This week Noodle has had many days off school, because of a rather persistent cold. As he is so good at sharing I have managed to share the experience of runny nose, vague headache, ennui and slight peevishness. The resulting self-indulgent bed rest has meant that I am now finished reading The Count of Monte Cristo, which ends satisfactorily enough with mysteries solved, absences maintained and the worthy and honest rewarded. I quite enjoyed that some of the less worthy characters managed to get exactly what they wanted as well. Dumas, unlike God, has a wonderful sense of poetic justice.
I've moved on to reading a book about Ursula Le Guin that I found in my library bag. I'd completely forgotten that I borrowed it. I won't mention who wrote it, because he says at one stage that Philip Pullman won the Booker prize for The Amber Spyglass, and I feel so peevish about it that I can't think positively about the book at all. I suspect my tolerance for literary criticism has reached an all time low anyway, even worse than during my first attempt at an English degree at Melbourne University way back in 1990 when I understood nothing that they were trying to teach me at all.
I've just started to read the new Sonya Hartnett, The Ghost's Child. In the first few pages the old woman, Matilda, announces to her unexpected guest that the good biscuits are gone because she likes to eat them too. I don't think a single line in fiction has made me this happy in years. I immediately thought of the grandmother in Joan Aiken's story Moonshine in the Mustard Pot, from the colletion The Faithless Lollybird. The grandmother in this story shows her granddaughter the world as both intimate and mysterious, and allows Deborah to change her world and her self rather than conforming to expectations.

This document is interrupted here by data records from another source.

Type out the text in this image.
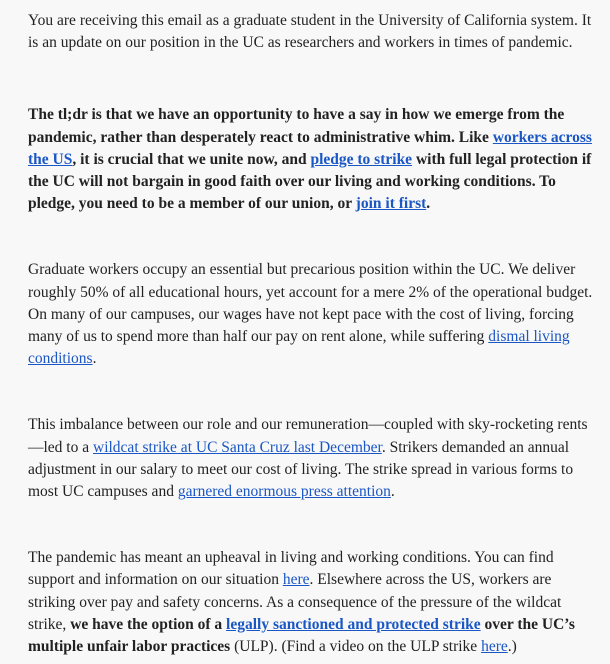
You are receiving this email as a graduate student in the University of California system. It is an update on our position in the UC as researchers and workers in times of pandemic.

The tl;dr is that we have an opportunity to have a say in how we emerge from the pandemic, rather than desperately react to administrative whim. Like workers across the US, it is crucial that we unite now, and pledge to strike with full legal protection if the UC will not bargain in good faith over our living and working conditions. To pledge, you need to be a member of our union, or join it first.

Graduate workers occupy an essential but precarious position within the UC. We deliver roughly 50% of all educational hours, yet account for a mere 2% of the operational budget. On many of our campuses, our wages have not kept pace with the cost of living, forcing many of us to spend more than half our pay on rent alone, while suffering dismal living conditions.

This imbalance between our role and our remuneration—coupled with sky-rocketing rents—led to a wildcat strike at UC Santa Cruz last December. Strikers demanded an annual adjustment in our salary to meet our cost of living. The strike spread in various forms to most UC campuses and garnered enormous press attention.

The pandemic has meant an upheaval in living and working conditions. You can find support and information on our situation here. Elsewhere across the US, workers are striking over pay and safety concerns. As a consequence of the pressure of the wildcat strike, we have the option of a legally sanctioned and protected strike over the UC’s multiple unfair labor practices (ULP). (Find a video on the ULP strike here.)
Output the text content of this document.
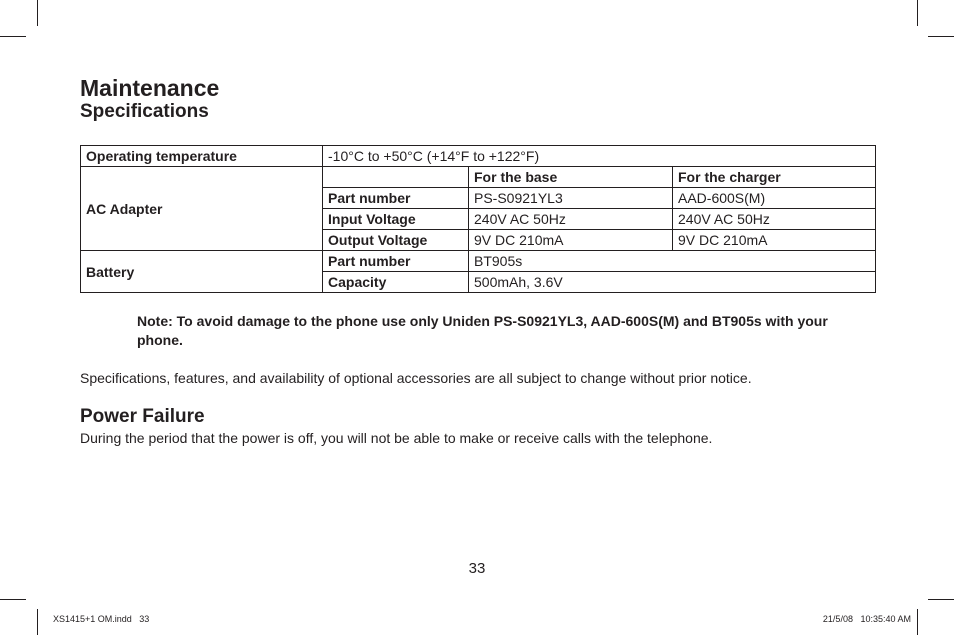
Maintenance
Specifications
Operating temperature	-10°C to +50°C (+14°F to +122°F)		
AC Adapter		For the base	For the charger
	Part number	PS-S0921YL3	AAD-600S(M)
	Input Voltage	240V AC 50Hz	240V AC 50Hz
	Output Voltage	9V DC 210mA	9V DC 210mA
Battery	Part number	BT905s	
	Capacity	500mAh, 3.6V	

Note: To avoid damage to the phone use only Uniden PS-S0921YL3, AAD-600S(M) and BT905s with your phone.

Specifications, features, and availability of optional accessories are all subject to change without prior notice.

Power Failure

During the period that the power is off, you will not be able to make or receive calls with the telephone.

33

XS1415+1 OM.indd   33	21/5/08   10:35:40 AM
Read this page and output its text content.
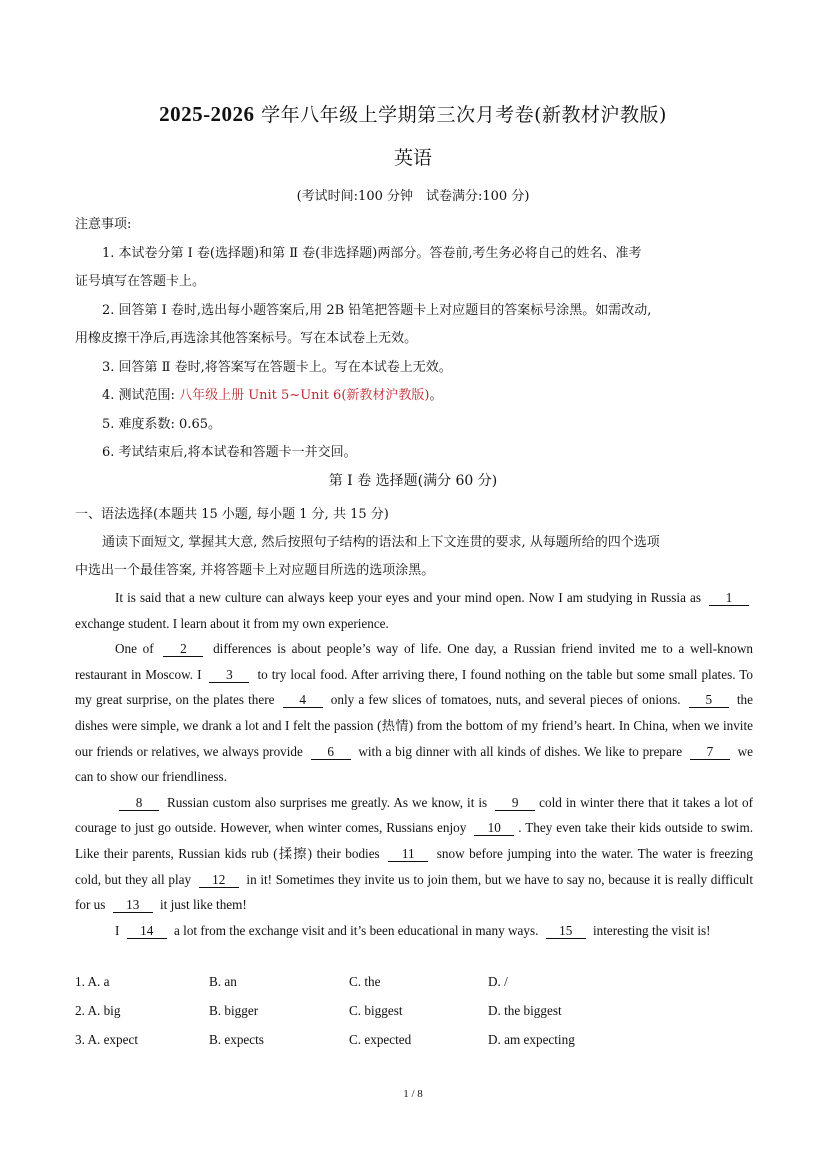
2025-2026 学年八年级上学期第三次月考卷(新教材沪教版)
英语
(考试时间:100 分钟　试卷满分:100 分)
注意事项:
1. 本试卷分第 Ⅰ 卷(选择题)和第 Ⅱ 卷(非选择题)两部分。答卷前,考生务必将自己的姓名、准考
证号填写在答题卡上。
2. 回答第 Ⅰ 卷时,选出每小题答案后,用 2B 铅笔把答题卡上对应题目的答案标号涂黑。如需改动,
用橡皮擦干净后,再选涂其他答案标号。写在本试卷上无效。
3. 回答第 Ⅱ 卷时,将答案写在答题卡上。写在本试卷上无效。
4. 测试范围: 八年级上册 Unit 5~Unit 6(新教材沪教版)。
5. 难度系数: 0.65。
6. 考试结束后,将本试卷和答题卡一并交回。
一、语法选择(本题共 15 小题, 每小题 1 分, 共 15 分)
通读下面短文, 掌握其大意, 然后按照句子结构的语法和上下文连贯的要求, 从每题所给的四个选项
中选出一个最佳答案, 并将答题卡上对应题目所选的选项涂黑。
第 Ⅰ 卷 选择题(满分 60 分)

It is said that a new culture can always keep your eyes and your mind open. Now I am studying in Russia as 1 exchange student. I learn about it from my own experience.

One of 2 differences is about people’s way of life. One day, a Russian friend invited me to a well-known restaurant in Moscow. I 3 to try local food. After arriving there, I found nothing on the table but some small plates. To my great surprise, on the plates there 4 only a few slices of tomatoes, nuts, and several pieces of onions. 5 the dishes were simple, we drank a lot and I felt the passion (热情) from the bottom of my friend’s heart. In China, when we invite our friends or relatives, we always provide 6 with a big dinner with all kinds of dishes. We like to prepare 7 we can to show our friendliness.

8 Russian custom also surprises me greatly. As we know, it is 9 cold in winter there that it takes a lot of courage to just go outside. However, when winter comes, Russians enjoy 10 . They even take their kids outside to swim. Like their parents, Russian kids rub (揉擦) their bodies 11 snow before jumping into the water. The water is freezing cold, but they all play 12 in it! Sometimes they invite us to join them, but we have to say no, because it is really difficult for us 13 it just like them!

I 14 a lot from the exchange visit and it’s been educational in many ways. 15 interesting the visit is!

1. A. a	B. an	C. the	D. /
2. A. big	B. bigger	C. biggest	D. the biggest
3. A. expect	B. expects	C. expected	D. am expecting
1 / 8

Hartnett's earlier books hardly carry any of this joyful freedom (what with the incest, murder and wild children), and I'm sure that there'll be plenty of sorrow and harrow in her latest as well. But Matilda can assert herself and her needs; it's ridiculous that older woman characters in books are usually limited to selflessness, grumpiness or boredom. Matilda here might be bored, but she certainly doesn't sound dull. It's a wonderful thing to read the first pages of a book and immediately feel the secret and electric urge to want more, instead of just plug, plug, plugging away until the end.
The book I really want to read, though, is something new from Michelle de Kretser. I hope she produces something sooner or later. I would have given The Hamilton Case the Booker prize if I was boss of the universe.